SIUT marks international event with awareness seminar

Our Correspondent February 04, 2016
SIUT marks international event with awareness seminar PHOTO: FILE

KARACHI: With awareness about cancer and organ donation thousands of patients can be saved yearly, said the director of the Sindh Institute of Urology and Transplantation (SIUT), Dr Adibul Hasan Rizvi, at the 'World Cancer Day' event at its Hanifa Suleman Dawood Oncology Centre (HSDOC) on Thursday.

The event aimed to create public awareness about the ailment of cancer and to highlight preventive and curative measures.

It is better to create awareness among the general public on the disease and let them know what should be avoided, he explained. "Early detection of the disease can save a life," he said.

Sharing the data, Dr Rizvi said that the SIUT has treated over 5,000 patients of urinary bladder cancer, 3,000 kidney cancer patients, 2,000 prostate cancer patients and more than 3,000 others patients with cancer in the last eight years since HSDOC was established.

"A national institution on cancer is the need of the time," he urged, adding that this is the right time to establish such an institute to battle cancer.

Speaking to The Express Tribune, Dr Rizvi said that at least 2,000 people died in Karachi annually in road accidents. "We are dying like flies," he claimed, adding that all the deceased are buried without donating their organs. "They could save the lives of thousands of patients [by donating organs]. Such people will remain alive in others," Dr Rizvi said.

Dr Syed Najeeb Naimatullah, a medical oncologist, said that there are general measures to reduce the risk of cancer, including choosing healthy options like quitting smoking, keeping physically active and opting for healthy foods and drinks. He briefed the participants on the beneficial aspects of the prevention, diagnosis and treatment of cancer at its early stages. "Cancer screening is mandatory, even before the appearance of its symptoms," he advised.

Owing to lack of awareness amongst the general public, people use chewable tobacco like gutka and chhalia. "Gutka is straight poison.
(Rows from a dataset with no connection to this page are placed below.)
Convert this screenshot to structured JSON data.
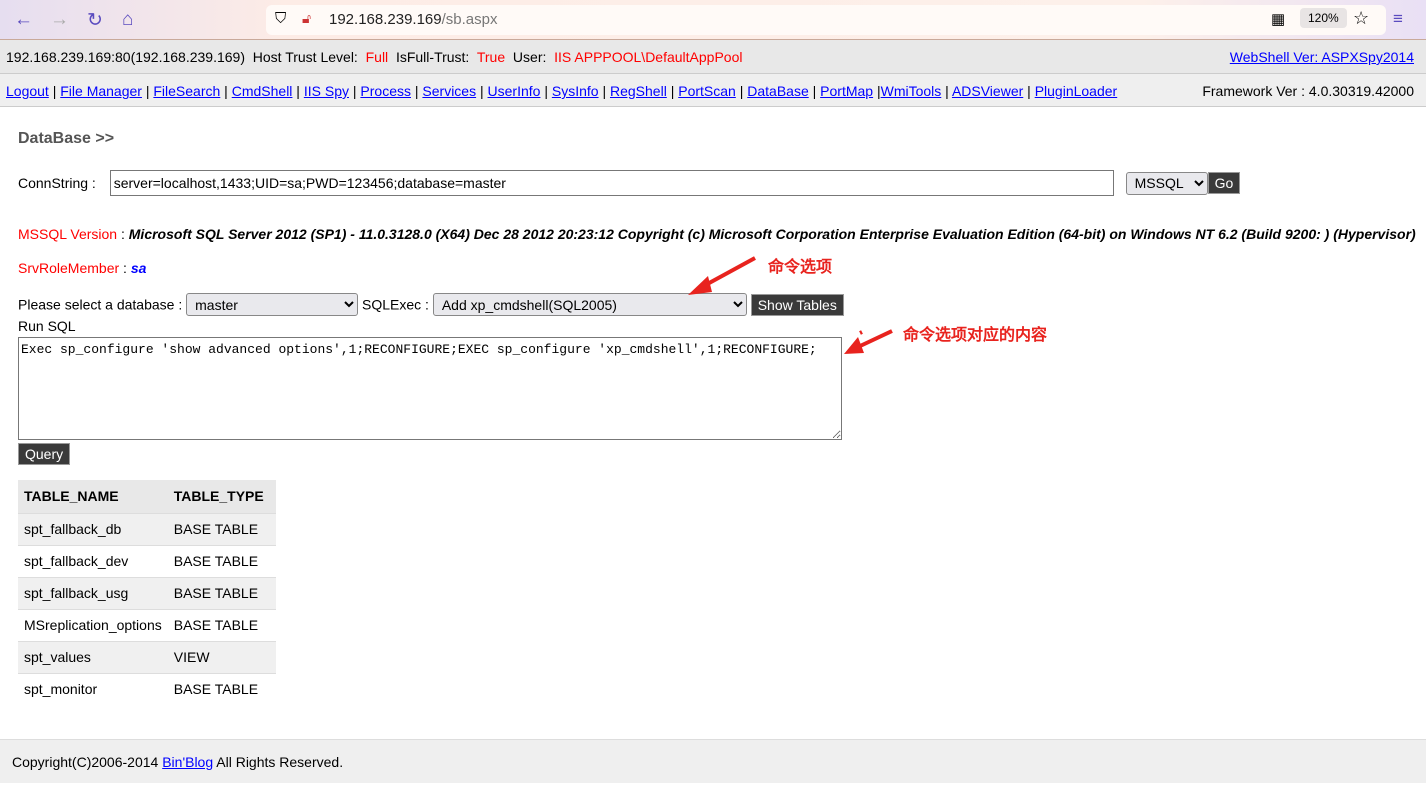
{
  "browser": {
    "url_host": "192.168.239.169",
    "url_path": "/sb.aspx",
    "zoom": "120%"
  },
  "info": {
    "host": "192.168.239.169:80(192.168.239.169)",
    "trust_label": "Host Trust Level:",
    "trust": "Full",
    "fulltrust_label": "IsFull-Trust:",
    "fulltrust": "True",
    "user_label": "User:",
    "user": "IIS APPPOOL\\DefaultAppPool",
    "version_link": "WebShell Ver: ASPXSpy2014"
  },
  "menu": [
    "Logout",
    "File Manager",
    "FileSearch",
    "CmdShell",
    "IIS Spy",
    "Process",
    "Services",
    "UserInfo",
    "SysInfo",
    "RegShell",
    "PortScan",
    "DataBase",
    "PortMap",
    "WmiTools",
    "ADSViewer",
    "PluginLoader"
  ],
  "framework": "Framework Ver : 4.0.30319.42000",
  "page_title": "DataBase >>",
  "conn": {
    "label": "ConnString :",
    "value": "server=localhost,1433;UID=sa;PWD=123456;database=master",
    "type": "MSSQL",
    "go": "Go"
  },
  "version": {
    "label": "MSSQL Version",
    "sep": " : ",
    "value": "Microsoft SQL Server 2012 (SP1) - 11.0.3128.0 (X64) Dec 28 2012 20:23:12 Copyright (c) Microsoft Corporation Enterprise Evaluation Edition (64-bit) on Windows NT 6.2 (Build 9200: ) (Hypervisor)"
  },
  "role": {
    "label": "SrvRoleMember",
    "sep": " : ",
    "value": "sa"
  },
  "select_db": {
    "label": "Please select a database :",
    "value": "master",
    "sqlexec_label": "SQLExec :",
    "sqlexec_value": "Add xp_cmdshell(SQL2005)",
    "show_tables": "Show Tables"
  },
  "run_sql": {
    "label": "Run SQL",
    "value": "Exec sp_configure 'show advanced options',1;RECONFIGURE;EXEC sp_configure 'xp_cmdshell',1;RECONFIGURE;",
    "query": "Query"
  },
  "annotations": {
    "a1": "命令选项",
    "a2": "命令选项对应的内容"
  },
  "table": {
    "headers": [
      "TABLE_NAME",
      "TABLE_TYPE"
    ],
    "rows": [
      [
        "spt_fallback_db",
        "BASE TABLE"
      ],
      [
        "spt_fallback_dev",
        "BASE TABLE"
      ],
      [
        "spt_fallback_usg",
        "BASE TABLE"
      ],
      [
        "MSreplication_options",
        "BASE TABLE"
      ],
      [
        "spt_values",
        "VIEW"
      ],
      [
        "spt_monitor",
        "BASE TABLE"
      ]
    ]
  },
  "footer": {
    "pre": "Copyright(C)2006-2014 ",
    "link": "Bin'Blog",
    "post": " All Rights Reserved."
  }
}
Our children chew chhalia without knowing its consequences," claimed Dr Rizvi, adding that such items are easily available in the markets even at educational institutions. "The factories producing such items should be banned," he demanded.
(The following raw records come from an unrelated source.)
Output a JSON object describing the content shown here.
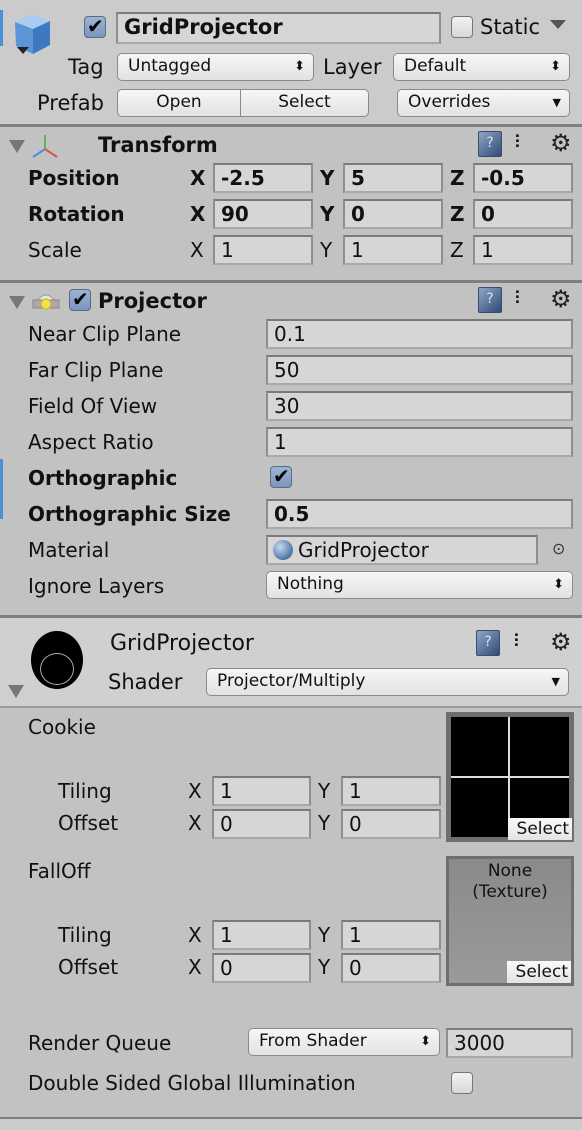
{
  "header": {
    "object_name": "GridProjector",
    "active": true,
    "static_label": "Static",
    "static_checked": false,
    "tag_label": "Tag",
    "tag_value": "Untagged",
    "layer_label": "Layer",
    "layer_value": "Default",
    "prefab_label": "Prefab",
    "prefab_open": "Open",
    "prefab_select": "Select",
    "overrides": "Overrides"
  },
  "transform": {
    "title": "Transform",
    "rows": [
      {
        "label": "Position",
        "x": "-2.5",
        "y": "5",
        "z": "-0.5"
      },
      {
        "label": "Rotation",
        "x": "90",
        "y": "0",
        "z": "0"
      },
      {
        "label": "Scale",
        "x": "1",
        "y": "1",
        "z": "1"
      }
    ],
    "axis": {
      "x": "X",
      "y": "Y",
      "z": "Z"
    }
  },
  "projector": {
    "title": "Projector",
    "enabled": true,
    "near_clip_label": "Near Clip Plane",
    "near_clip": "0.1",
    "far_clip_label": "Far Clip Plane",
    "far_clip": "50",
    "fov_label": "Field Of View",
    "fov": "30",
    "aspect_label": "Aspect Ratio",
    "aspect": "1",
    "ortho_label": "Orthographic",
    "ortho": true,
    "ortho_size_label": "Orthographic Size",
    "ortho_size": "0.5",
    "material_label": "Material",
    "material": "GridProjector",
    "ignore_layers_label": "Ignore Layers",
    "ignore_layers": "Nothing"
  },
  "material": {
    "name": "GridProjector",
    "shader_label": "Shader",
    "shader": "Projector/Multiply",
    "cookie_label": "Cookie",
    "cookie_tiling_label": "Tiling",
    "cookie_tiling_x": "1",
    "cookie_tiling_y": "1",
    "cookie_offset_label": "Offset",
    "cookie_offset_x": "0",
    "cookie_offset_y": "0",
    "cookie_select": "Select",
    "falloff_label": "FallOff",
    "falloff_tiling_label": "Tiling",
    "falloff_tiling_x": "1",
    "falloff_tiling_y": "1",
    "falloff_offset_label": "Offset",
    "falloff_offset_x": "0",
    "falloff_offset_y": "0",
    "falloff_none_line1": "None",
    "falloff_none_line2": "(Texture)",
    "falloff_select": "Select",
    "render_queue_label": "Render Queue",
    "render_queue_mode": "From Shader",
    "render_queue_value": "3000",
    "dsgi_label": "Double Sided Global Illumination",
    "dsgi_checked": false
  },
  "icons": {
    "help": "?",
    "preset": "⫶",
    "gear": "⚙",
    "updown": "⬍",
    "down": "▼",
    "target": "⊙"
  }
}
Dr Babar Malik said, "Majority of patients fear the fatal consequences of chemotherapy." He said that patients who visit the institute for chemotherapy believe that they will not survive for much longer and will die because of it instead of due to the disease. "This is not true. They won't die," he said. "Some cancers are treated with chemotherapy," he explained.

"The treatment of cancer is very difficult but not impossible," Dr Malik explained, urging the need for family members to accompany the patient for chemotherapy for moral support.
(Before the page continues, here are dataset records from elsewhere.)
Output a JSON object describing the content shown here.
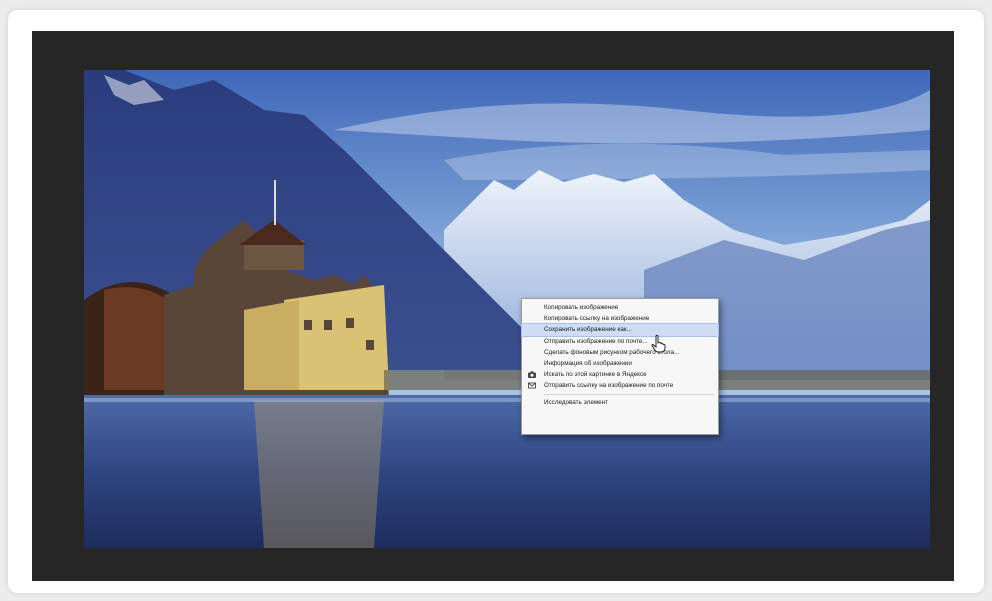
{
  "context_menu": {
    "items": [
      {
        "label": "Копировать изображение"
      },
      {
        "label": "Копировать ссылку на изображение"
      },
      {
        "label": "Сохранить изображение как...",
        "highlighted": true
      },
      {
        "label": "Отправить изображение по почте..."
      },
      {
        "label": "Сделать фоновым рисунком рабочего стола..."
      },
      {
        "label": "Информация об изображении"
      },
      {
        "label": "Искать по этой картинке в Яндексе",
        "icon": "camera-icon"
      },
      {
        "label": "Отправить ссылку на изображение по почте",
        "icon": "mail-icon"
      },
      {
        "label": "Исследовать элемент"
      }
    ]
  },
  "colors": {
    "menu_highlight": "#cfdcf3",
    "screen_frame": "#262626",
    "card_background": "#ffffff"
  }
}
He urged that there were no exact figures at any public or private hospital in Pakistan about specific kinds of cancer. "There is need of central registry," he said, explaining that with exact data medical experts will understand what kinds of patients are found in any particular area.

Cancer patients also shared their stories with participants as well.

Published in The Express Tribune, February 5th,  2016.